Modify date and/or time of file, directory or symlink, recursively (for Windows)
Copyright(C) 2003-2019, PT SOFTINDO Jakarta
email: gm.dadang _at_ gmail.com
All rights reserved.
toucher version: 1.0.4.0, build: 596
created: 2003.09.27, last revised: 2018.04.10
Synopsys:
Modify date and/or time of file, directory or symlink, recursively
Usage:
toucher [ options ] files...
Arguments:
files (mandatory) : filename/mask to be processed (eg.
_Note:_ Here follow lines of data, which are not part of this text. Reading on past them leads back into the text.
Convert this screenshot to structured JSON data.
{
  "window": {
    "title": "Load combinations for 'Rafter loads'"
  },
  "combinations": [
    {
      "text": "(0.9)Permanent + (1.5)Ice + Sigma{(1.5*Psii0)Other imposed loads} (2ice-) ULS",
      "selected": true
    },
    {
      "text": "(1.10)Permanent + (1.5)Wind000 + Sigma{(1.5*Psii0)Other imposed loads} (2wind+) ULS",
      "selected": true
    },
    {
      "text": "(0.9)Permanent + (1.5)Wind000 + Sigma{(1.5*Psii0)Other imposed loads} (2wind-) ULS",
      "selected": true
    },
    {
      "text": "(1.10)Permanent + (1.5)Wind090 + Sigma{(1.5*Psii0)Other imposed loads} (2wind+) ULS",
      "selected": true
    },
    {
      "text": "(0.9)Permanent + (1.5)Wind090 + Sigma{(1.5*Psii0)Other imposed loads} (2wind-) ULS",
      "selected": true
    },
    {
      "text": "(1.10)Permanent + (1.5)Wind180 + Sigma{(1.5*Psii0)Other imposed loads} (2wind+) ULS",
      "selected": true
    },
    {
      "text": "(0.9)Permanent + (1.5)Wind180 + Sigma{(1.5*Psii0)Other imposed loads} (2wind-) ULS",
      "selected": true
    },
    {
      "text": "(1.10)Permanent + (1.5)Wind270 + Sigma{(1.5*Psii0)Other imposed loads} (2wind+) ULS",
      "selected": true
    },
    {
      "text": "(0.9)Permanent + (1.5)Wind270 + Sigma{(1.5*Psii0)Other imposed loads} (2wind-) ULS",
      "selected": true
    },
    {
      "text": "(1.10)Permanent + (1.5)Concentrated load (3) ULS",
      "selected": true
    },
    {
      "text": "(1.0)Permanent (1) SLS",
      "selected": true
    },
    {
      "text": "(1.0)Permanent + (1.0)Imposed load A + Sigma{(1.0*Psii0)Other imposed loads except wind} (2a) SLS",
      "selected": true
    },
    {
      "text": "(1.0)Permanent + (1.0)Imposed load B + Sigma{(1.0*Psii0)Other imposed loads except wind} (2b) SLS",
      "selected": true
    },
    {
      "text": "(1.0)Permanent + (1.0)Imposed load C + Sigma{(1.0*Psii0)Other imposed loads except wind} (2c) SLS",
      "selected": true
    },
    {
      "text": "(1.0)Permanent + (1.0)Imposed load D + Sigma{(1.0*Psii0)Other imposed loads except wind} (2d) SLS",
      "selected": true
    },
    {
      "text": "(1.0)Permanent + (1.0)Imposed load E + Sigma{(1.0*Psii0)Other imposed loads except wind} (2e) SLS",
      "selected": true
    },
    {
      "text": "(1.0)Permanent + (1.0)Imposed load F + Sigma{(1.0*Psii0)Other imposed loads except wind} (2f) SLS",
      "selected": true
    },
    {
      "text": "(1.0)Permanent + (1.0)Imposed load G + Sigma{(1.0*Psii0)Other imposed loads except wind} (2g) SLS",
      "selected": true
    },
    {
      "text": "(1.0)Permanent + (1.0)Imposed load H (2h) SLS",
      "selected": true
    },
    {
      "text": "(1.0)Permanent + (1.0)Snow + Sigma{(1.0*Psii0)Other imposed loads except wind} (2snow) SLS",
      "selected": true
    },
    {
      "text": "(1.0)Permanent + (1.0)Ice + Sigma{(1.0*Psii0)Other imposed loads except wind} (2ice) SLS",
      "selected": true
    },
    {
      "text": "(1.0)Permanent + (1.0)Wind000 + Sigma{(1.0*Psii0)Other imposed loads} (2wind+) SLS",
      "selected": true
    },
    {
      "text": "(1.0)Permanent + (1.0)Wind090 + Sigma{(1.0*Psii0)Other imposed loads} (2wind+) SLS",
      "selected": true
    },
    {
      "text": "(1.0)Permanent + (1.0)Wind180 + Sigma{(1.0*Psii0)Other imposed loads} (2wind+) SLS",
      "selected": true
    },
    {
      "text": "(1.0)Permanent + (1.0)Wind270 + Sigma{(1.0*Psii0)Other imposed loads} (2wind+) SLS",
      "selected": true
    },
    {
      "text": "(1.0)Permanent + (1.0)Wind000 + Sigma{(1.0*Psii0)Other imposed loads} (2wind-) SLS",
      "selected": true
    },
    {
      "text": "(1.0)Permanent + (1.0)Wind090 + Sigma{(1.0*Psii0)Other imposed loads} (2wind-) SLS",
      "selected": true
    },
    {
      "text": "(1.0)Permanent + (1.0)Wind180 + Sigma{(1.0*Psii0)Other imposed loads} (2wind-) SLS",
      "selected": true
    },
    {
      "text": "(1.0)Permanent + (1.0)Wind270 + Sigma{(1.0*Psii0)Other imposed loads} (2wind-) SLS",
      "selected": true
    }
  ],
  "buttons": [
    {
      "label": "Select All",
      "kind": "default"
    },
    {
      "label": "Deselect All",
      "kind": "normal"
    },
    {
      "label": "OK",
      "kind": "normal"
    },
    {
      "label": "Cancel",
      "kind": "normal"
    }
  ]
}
C:\*.*)
options (optional) : similar to those of UNIX touch utility
Note for options:
- must be prefixed with either single HYPHEN (-) or SLASH (/)
- (mostly) case insensitive, -a is identical with /A
- may be a toggle (switch) or may need additional argument
- the later argument overrides or _toggles_ the previous one
the switch turned off the second time you typed it in as argument
thus a switch can be turned on and off, and on and off and on..
Options/switches are:
-a, -m change a:access or m:modification time (default: both)
-x change creation time (Not too useful as you might think,
all apps and file operations use m:modification time)
-c DO create file if not exist (disables s:recursive)
-d DATE translate date string (see formats below)
-e, -f process only e:DIRS or f:FILES, or both (default)
-h or -l process SYMLINKS/reparse points, not the real files
-n test-mode, do not do actual modification
-o, -q show o:options/arguments or q:quiet (unless error)
-Q be very quiet while processing files, don't show error
-r FILE get reference datetime from file/dir: FILE
(honestly, this switch should have meant recursive)
-s recursive. process subdirs (disables c:create)
-S use depth-first traversal on recursive operation
-t CTIME use time in format [[[CC]YY]MMDD]hhmm[.ss]
-u uSTAMP lowercase u, use UNIX timestamp (seconds since 1970)
-U mSTAMP UPPERCASE U, use MS/Excel timestamp (seconds since 1600)
*STAMP can be prefixed by 0x for hex digits or 0 for octal
tbh, I don't think anybody ever use octal anymore
-v show version
-y, -z set only y:DATE or z:TIME, or both (default)
-- stop parsing next remaining arguments as opts/switches
-?1909++ this help
-> modify all_time_fields (access, create, mod.) at once
-= a|c|m use a:access c:creation m:modification time from the
target file itself (overrides -d and -t, obviously)
DATETIME formats:
(note that delimiter is _important_ for date/month/year order)
mm/dd/yy OR mm/dd/yyyy AND/OR hh:mm:ss - US
yy.mm.dd OR yyyy.mm.dd AND/OR hh:mm:ss - ISO 8601
dd-mm-yy OR dd-mm-yyyy AND/OR hh:mm:ss - Europe/Aus/Asia
- 2 digits year: 1938 - 2037 (32 bits UNIX last epoch)
- "DATE + TIME" must be delimited by exactly 1 space/tab
CTIME fields:
CC YY MMDD hhmm .ss
- required fields: hhmm
- unspecified fields will be set equal to current time
Return code:
number of files successfully processed set in ERRORLEVEL
Clarification about recursive option against sub directory:
The recursive switch: -s
should have been denoted by -r
, unfortunaltely it has been taken as reference in POSIX touch
. Option/switch -s
is not used to specify target directory. The program always operates in current directory.
Option recursive against subdir: -s DIRNAMES...
will match all occurences of DIRNAMES
recursively in current directory, not ALL files/dirs under subdirs DIRNAMES
.
However seems weird, this is actually a consistent and predictable way; ones might wanted to do exactly like that,
and it's not possible to be achieved if the program gives leeway to -s ACTUALLY_A_FILE
to process ACTUALLY_A_FILE
as subdir, and match all files/dirs under it.
In fact the program doesn't care if they are subdirs or files at all, only the name (string) and the recursive switch (-s) that matters.